I chose to work with the Python library Graphviz. The original documentation gave me the impression that I needed to download the library manually. However, after a bit of research, I discovered that it was also possible to install it using pip, as detailed here. Therefore, I decided to set up a dedicated environment. As a reminder, it requires just two simple commands:
$ python3 -m venv venv
$ source venv/bin/activate
The Graphviz library can then be installed by typing pip install graphviz
.
This time, I wasn't aiming to replicate the exact diagrams I showed earlier, as they're quite large. Instead, I wanted to explore how easily a general family tree could be generated.
For example, the diagram above was produced using the following Python code:
from graphviz import Digraph
dot = Digraph()
dot.attr(rankdir="TB")
dot.node("P1", "P1")
dot.node("P2", "P2")
dot.node("Mid_up", "", shape="point", width="0.01", height="0.01")
dot.node("Mid_down", "", shape="point", width="0.01", height="0.01")
dot.node("Left_down", "", shape="point", width="0.01", height="0.01")
dot.node("Right_down", "", shape="point", width="0.01", height="0.01")
dot.node("C1", "C1")
dot.node("C2", "C2")
dot.node("C3", "C3")
dot.edge("P1", "Mid_up", arrowhead="none")
dot.edge("Mid_up", "P2", arrowhead="none")
dot.edge("Mid_up", "Mid_down", arrowhead="none")
dot.edge("Left_down", "Mid_down", arrowhead="none")
dot.edge("Mid_down", "Right_down", arrowhead="none")
dot.edge("Left_down", "C1", arrowhead="none", weight="10")
dot.edge("Mid_down", "C2", arrowhead="none", weight="10")
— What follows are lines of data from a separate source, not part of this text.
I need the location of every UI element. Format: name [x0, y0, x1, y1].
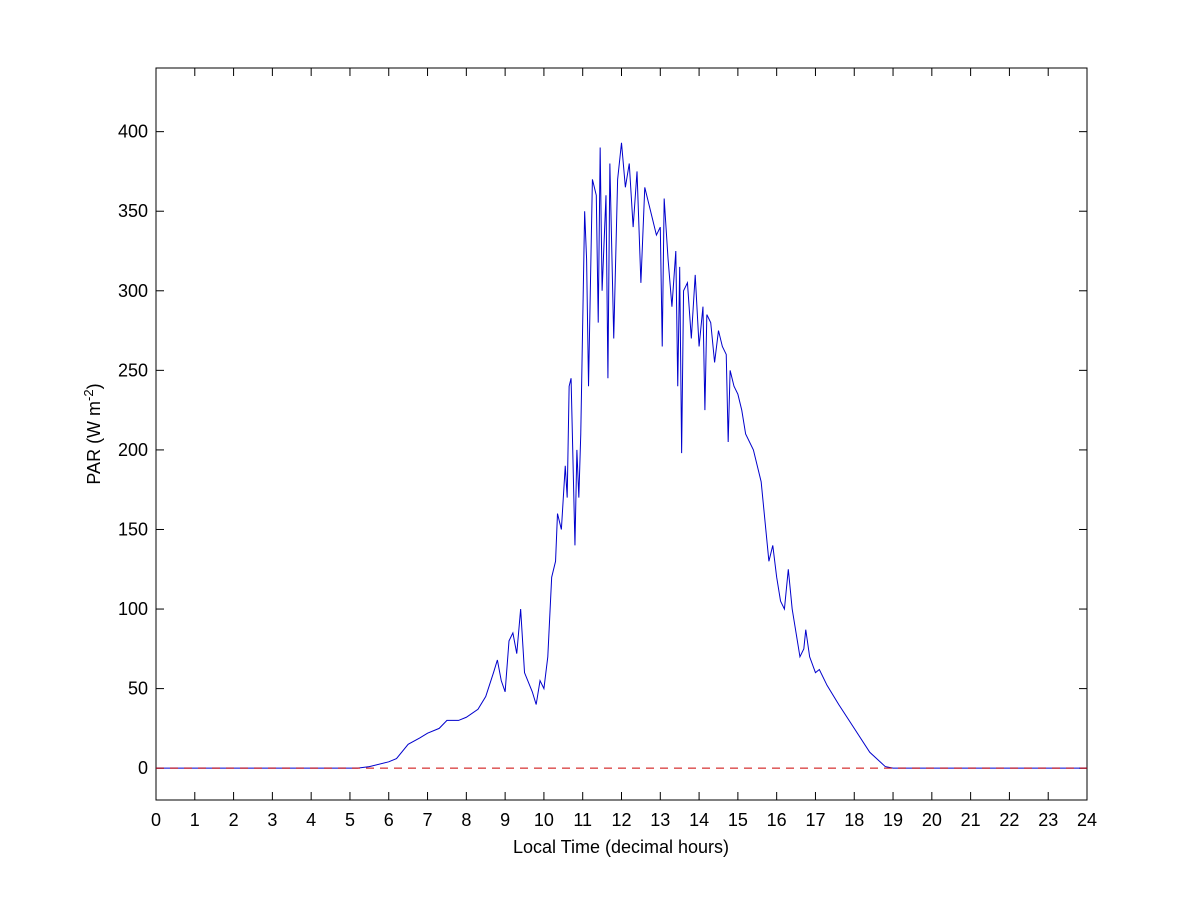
x-tick-label: 12 — [611, 810, 631, 830]
y-tick-label: 150 — [118, 519, 148, 539]
y-tick-label: 350 — [118, 201, 148, 221]
x-tick-label: 10 — [534, 810, 554, 830]
data-line — [156, 142, 1087, 769]
y-tick-label: 300 — [118, 281, 148, 301]
y-tick-label: 100 — [118, 599, 148, 619]
y-tick-label: 200 — [118, 440, 148, 460]
x-axis-label: Local Time (decimal hours) — [513, 837, 729, 857]
x-tick-label: 15 — [728, 810, 748, 830]
x-tick-label: 19 — [883, 810, 903, 830]
x-tick-label: 14 — [689, 810, 709, 830]
y-label-end: ) — [84, 383, 104, 389]
x-tick-label: 0 — [151, 810, 161, 830]
x-tick-label: 3 — [267, 810, 277, 830]
y-tick-label: 400 — [118, 122, 148, 142]
x-tick-label: 9 — [500, 810, 510, 830]
y-axis-label: PAR (W m-2) — [81, 383, 104, 484]
x-tick-label: 11 — [573, 810, 592, 830]
x-tick-label: 4 — [306, 810, 316, 830]
x-tick-label: 2 — [229, 810, 239, 830]
x-tick-label: 22 — [999, 810, 1019, 830]
y-tick-label: 250 — [118, 360, 148, 380]
x-tick-label: 17 — [805, 810, 825, 830]
y-label-sup: -2 — [81, 389, 96, 401]
x-tick-label: 21 — [961, 810, 981, 830]
x-tick-label: 20 — [922, 810, 942, 830]
x-tick-label: 23 — [1038, 810, 1058, 830]
x-tick-label: 5 — [345, 810, 355, 830]
x-tick-label: 13 — [650, 810, 670, 830]
x-tick-label: 1 — [190, 810, 200, 830]
x-tick-label: 6 — [384, 810, 394, 830]
y-tick-label: 50 — [128, 679, 148, 699]
y-label-main: PAR (W m — [84, 401, 104, 485]
x-tick-label: 8 — [461, 810, 471, 830]
x-tick-label: 7 — [423, 810, 433, 830]
y-tick-label: 0 — [138, 758, 148, 778]
x-tick-label: 18 — [844, 810, 864, 830]
x-tick-label: 24 — [1077, 810, 1097, 830]
x-tick-label: 16 — [767, 810, 787, 830]
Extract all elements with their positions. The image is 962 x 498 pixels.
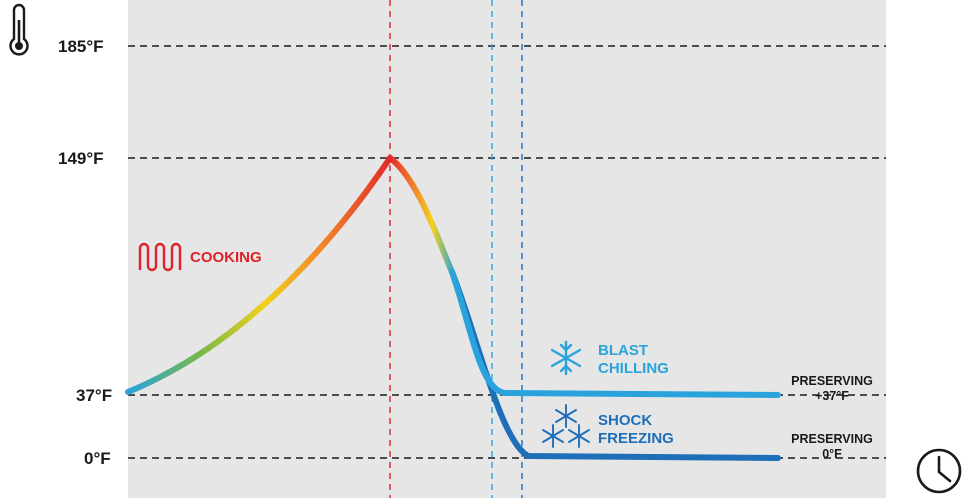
shock-freezing-label-line2: FREEZING — [598, 430, 674, 447]
shock-freezing-label-line1: SHOCK — [598, 412, 652, 429]
blast-chilling-label-line2: CHILLING — [598, 360, 669, 377]
thermometer-icon — [11, 5, 28, 54]
preserving-frozen-line2: 0°F — [822, 447, 842, 461]
y-tick-185: 185°F — [58, 37, 104, 56]
y-tick-0: 0°F — [84, 449, 111, 468]
blast-chilling-label-line1: BLAST — [598, 342, 648, 359]
y-tick-149: 149°F — [58, 149, 104, 168]
clock-icon — [918, 450, 960, 492]
preserving-chilled-line1: PRESERVING — [791, 374, 873, 388]
y-tick-37: 37°F — [76, 386, 112, 405]
preserving-chilled-line2: +37°F — [815, 389, 849, 403]
preserving-frozen-line1: PRESERVING — [791, 432, 873, 446]
cooking-label: COOKING — [190, 249, 262, 266]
dot.edge("Right_down", "C3", arrowhead="none", weight="10")
with dot.subgraph() as s:
s.attr(rank="same")
s.node("P1")
s.node("Mid_up")
s.node("P2")
with dot.subgraph() as s:
s.attr(rank="same")
s.edge("Left_down", "Mid_down", style="invis")
s.edge("Mid_down", "Right_down", style="invis")
with dot.subgraph() as s:
s.attr(rank="same")
s.edge("C1", "C2", style="invis")
s.edge("C2", "C3", style="invis")
dot.render("family_1", format="svg", cleanup=True)
The code may appear lengthy, but it can be easily shortened if you don't require T-sections connecting the different entities. Using the same logic, I was able to create a more extended version of the earlier family tree:
Reproducing the lineage diagram shown would likely take some time and careful planning, but it's at least reassuring to know that it can be done.
There were two key elements that motivated me to write this post: the academic lineage of physicists and tree plotting with Python. But this also gives me an opportunity to pause and acknowledge the key figures whose contributions have made it possible to celebrate the 100th anniversary of quantum physics this year. My question now is: who knows what discoveries the next 100 years might bring?